Sam Holcroft’s marvellous comedy looks at a family get-together as it gradually disintegrates. Over the course of a Christmas lunch revelations are revealed, old resentments are reignited and no one is left unscathed by the events – events for which they all share some of the blame. The play has been compared to Ayckbourn, and while it concentrates on the middle-class family in crisis it has a novel twist uniquely its own. Each character is given his or her own rule – projected above the stage – which they then have to follow. It might be as simple as having to sit down to tell a lie, or as baroque as having to keep on dancing like a winding-down automaton until you get a laugh.

Edith (Jane Booker) is the matriarch presiding over the festive celebrations with a military precision. She is variously helped and hindered by her two lawyer sons Adam (Ed Hughes) and Matthew (Jolyon Coy), Adam’s wife Nicole (Laura Rogers) and Matthew’s showbiz girlfriend Carrie (Carlyss Peer). The first act lays the groundwork for the second’s explosive confrontations, ending with the appearance of Edith’s husband Francis (Paul Shelley) who, to the surprise of everyone but Edith, is in a wheelchair and suffering from the effects of a stroke. Given this is the kind of family where the mother will try and deny the medically undeniable, it’s not surprising that there are plenty more secrets to be prised, cajoled and taunted out of the rest of the cast.

The performances are uniformly excellent and the evening is certainly a great example of ensemble playing.

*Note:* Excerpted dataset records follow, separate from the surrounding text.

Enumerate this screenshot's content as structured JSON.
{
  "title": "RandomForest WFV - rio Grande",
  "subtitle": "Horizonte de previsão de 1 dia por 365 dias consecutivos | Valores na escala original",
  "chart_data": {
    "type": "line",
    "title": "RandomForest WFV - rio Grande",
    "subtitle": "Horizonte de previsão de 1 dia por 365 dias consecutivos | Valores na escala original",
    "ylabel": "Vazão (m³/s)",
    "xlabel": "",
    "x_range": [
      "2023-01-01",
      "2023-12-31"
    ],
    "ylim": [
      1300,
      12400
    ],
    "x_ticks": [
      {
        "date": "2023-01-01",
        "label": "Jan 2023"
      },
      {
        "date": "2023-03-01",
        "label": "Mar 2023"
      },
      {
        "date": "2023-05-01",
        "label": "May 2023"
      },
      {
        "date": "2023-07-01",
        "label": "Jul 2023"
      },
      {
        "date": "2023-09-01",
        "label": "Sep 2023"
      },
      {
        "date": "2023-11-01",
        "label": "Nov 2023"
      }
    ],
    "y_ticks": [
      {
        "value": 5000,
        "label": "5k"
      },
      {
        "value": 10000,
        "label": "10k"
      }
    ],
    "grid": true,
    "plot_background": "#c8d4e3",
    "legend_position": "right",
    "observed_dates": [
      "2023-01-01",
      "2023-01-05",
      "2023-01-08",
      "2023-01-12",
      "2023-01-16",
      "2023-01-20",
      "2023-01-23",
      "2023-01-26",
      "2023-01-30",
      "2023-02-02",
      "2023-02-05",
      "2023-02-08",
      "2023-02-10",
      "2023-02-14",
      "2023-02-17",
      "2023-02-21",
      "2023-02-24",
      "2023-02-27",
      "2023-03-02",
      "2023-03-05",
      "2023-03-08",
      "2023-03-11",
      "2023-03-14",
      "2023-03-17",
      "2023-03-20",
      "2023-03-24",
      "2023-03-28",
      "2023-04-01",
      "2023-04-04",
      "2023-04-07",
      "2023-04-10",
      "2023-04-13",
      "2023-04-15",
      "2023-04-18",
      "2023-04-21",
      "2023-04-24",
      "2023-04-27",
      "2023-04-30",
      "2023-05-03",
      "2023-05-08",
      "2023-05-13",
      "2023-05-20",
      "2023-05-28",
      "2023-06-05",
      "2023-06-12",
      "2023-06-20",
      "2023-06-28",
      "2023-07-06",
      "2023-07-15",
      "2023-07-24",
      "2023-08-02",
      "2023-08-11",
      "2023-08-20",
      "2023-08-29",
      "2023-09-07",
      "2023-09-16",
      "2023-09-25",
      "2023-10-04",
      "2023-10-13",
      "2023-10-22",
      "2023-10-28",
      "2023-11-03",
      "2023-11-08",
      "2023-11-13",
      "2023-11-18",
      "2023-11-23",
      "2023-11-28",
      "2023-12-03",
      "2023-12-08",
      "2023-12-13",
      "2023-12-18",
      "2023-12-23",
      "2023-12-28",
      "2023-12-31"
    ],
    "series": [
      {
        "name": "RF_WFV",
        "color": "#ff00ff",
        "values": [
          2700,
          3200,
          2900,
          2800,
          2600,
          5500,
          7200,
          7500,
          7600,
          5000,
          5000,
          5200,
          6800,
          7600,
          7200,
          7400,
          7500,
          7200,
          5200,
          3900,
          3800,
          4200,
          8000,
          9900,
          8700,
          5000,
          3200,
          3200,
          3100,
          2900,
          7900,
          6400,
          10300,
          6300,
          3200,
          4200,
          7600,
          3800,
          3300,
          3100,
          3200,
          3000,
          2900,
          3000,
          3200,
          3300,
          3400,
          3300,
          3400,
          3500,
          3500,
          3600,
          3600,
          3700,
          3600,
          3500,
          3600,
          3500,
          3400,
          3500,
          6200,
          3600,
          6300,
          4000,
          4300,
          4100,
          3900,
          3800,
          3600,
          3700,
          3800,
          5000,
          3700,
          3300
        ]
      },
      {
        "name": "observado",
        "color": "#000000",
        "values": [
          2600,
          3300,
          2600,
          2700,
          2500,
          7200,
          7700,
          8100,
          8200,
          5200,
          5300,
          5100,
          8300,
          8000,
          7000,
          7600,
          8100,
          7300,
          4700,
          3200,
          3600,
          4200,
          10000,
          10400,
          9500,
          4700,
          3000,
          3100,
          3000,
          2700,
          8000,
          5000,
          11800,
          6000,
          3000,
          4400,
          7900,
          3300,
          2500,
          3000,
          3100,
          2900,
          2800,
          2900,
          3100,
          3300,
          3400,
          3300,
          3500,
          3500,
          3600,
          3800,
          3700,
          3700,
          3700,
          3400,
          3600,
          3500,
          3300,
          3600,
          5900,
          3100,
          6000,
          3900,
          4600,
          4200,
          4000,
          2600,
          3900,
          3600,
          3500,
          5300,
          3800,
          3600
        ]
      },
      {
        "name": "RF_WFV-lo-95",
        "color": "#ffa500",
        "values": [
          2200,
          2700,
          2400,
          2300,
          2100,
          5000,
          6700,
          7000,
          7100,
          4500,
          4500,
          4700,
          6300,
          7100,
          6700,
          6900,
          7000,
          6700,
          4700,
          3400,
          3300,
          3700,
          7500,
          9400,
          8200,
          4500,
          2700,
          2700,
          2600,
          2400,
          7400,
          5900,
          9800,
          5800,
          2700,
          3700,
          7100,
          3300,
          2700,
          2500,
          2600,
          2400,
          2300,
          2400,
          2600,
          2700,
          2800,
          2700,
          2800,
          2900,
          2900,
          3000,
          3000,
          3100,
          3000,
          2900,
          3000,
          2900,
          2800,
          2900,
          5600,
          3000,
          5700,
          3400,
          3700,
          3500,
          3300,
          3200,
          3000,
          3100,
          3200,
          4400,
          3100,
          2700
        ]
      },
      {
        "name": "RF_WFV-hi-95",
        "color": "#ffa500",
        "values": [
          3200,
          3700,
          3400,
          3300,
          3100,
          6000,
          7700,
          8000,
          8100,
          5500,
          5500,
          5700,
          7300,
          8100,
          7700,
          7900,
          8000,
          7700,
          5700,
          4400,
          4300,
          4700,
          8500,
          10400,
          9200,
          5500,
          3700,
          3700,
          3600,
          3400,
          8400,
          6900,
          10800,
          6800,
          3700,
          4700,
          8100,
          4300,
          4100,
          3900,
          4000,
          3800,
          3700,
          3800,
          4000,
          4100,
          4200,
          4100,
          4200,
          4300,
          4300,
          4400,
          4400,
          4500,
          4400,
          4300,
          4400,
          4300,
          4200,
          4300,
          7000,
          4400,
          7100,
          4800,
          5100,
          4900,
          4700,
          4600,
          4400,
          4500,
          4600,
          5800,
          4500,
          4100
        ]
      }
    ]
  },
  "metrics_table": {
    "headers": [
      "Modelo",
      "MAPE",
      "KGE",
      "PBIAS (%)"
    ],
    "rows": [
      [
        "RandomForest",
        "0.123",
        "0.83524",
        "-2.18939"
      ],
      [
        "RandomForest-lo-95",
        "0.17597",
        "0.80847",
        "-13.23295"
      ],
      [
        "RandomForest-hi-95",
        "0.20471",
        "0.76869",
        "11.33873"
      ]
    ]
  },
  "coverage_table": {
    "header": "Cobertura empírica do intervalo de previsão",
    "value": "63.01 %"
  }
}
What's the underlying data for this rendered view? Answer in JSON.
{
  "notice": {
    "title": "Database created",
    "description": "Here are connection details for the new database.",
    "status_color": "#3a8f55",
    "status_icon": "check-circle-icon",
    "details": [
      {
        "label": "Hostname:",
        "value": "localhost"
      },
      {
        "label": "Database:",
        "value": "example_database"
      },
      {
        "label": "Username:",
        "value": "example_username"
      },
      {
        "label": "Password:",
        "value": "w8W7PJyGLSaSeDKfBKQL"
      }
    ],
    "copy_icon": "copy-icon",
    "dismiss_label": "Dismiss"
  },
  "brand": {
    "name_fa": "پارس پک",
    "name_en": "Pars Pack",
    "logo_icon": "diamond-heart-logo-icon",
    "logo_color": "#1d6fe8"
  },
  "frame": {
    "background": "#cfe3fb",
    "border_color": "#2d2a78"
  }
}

Booker excels as the domineering yet vulnerable mother. As her world comes crashing down about her she seems to believe that she can make everything right simply through her force of will. Hughes has real charisma as the blokeish man who has a penchant for breaking into accents and impersonations, whilst Coy is entirely sympathetic as a man trying to do the right thing but somehow just making things worse. Rogers and Peer are great as polar opposites, the former as serious and dignified as the latter frivolous and, occasionally, slightly idiotic.

Although one of the points of the play is that we all have self-imposed rules, I’m not sure if the rules displayed by the characters are supposed to be due to their own internal psychology or simply there because of the whims of the playwright. Though I’m not sure it entirely matters as this is a very funny and supremely entertaining evening.

Continues at the Theatre Royal, Brighton, until Saturday 21.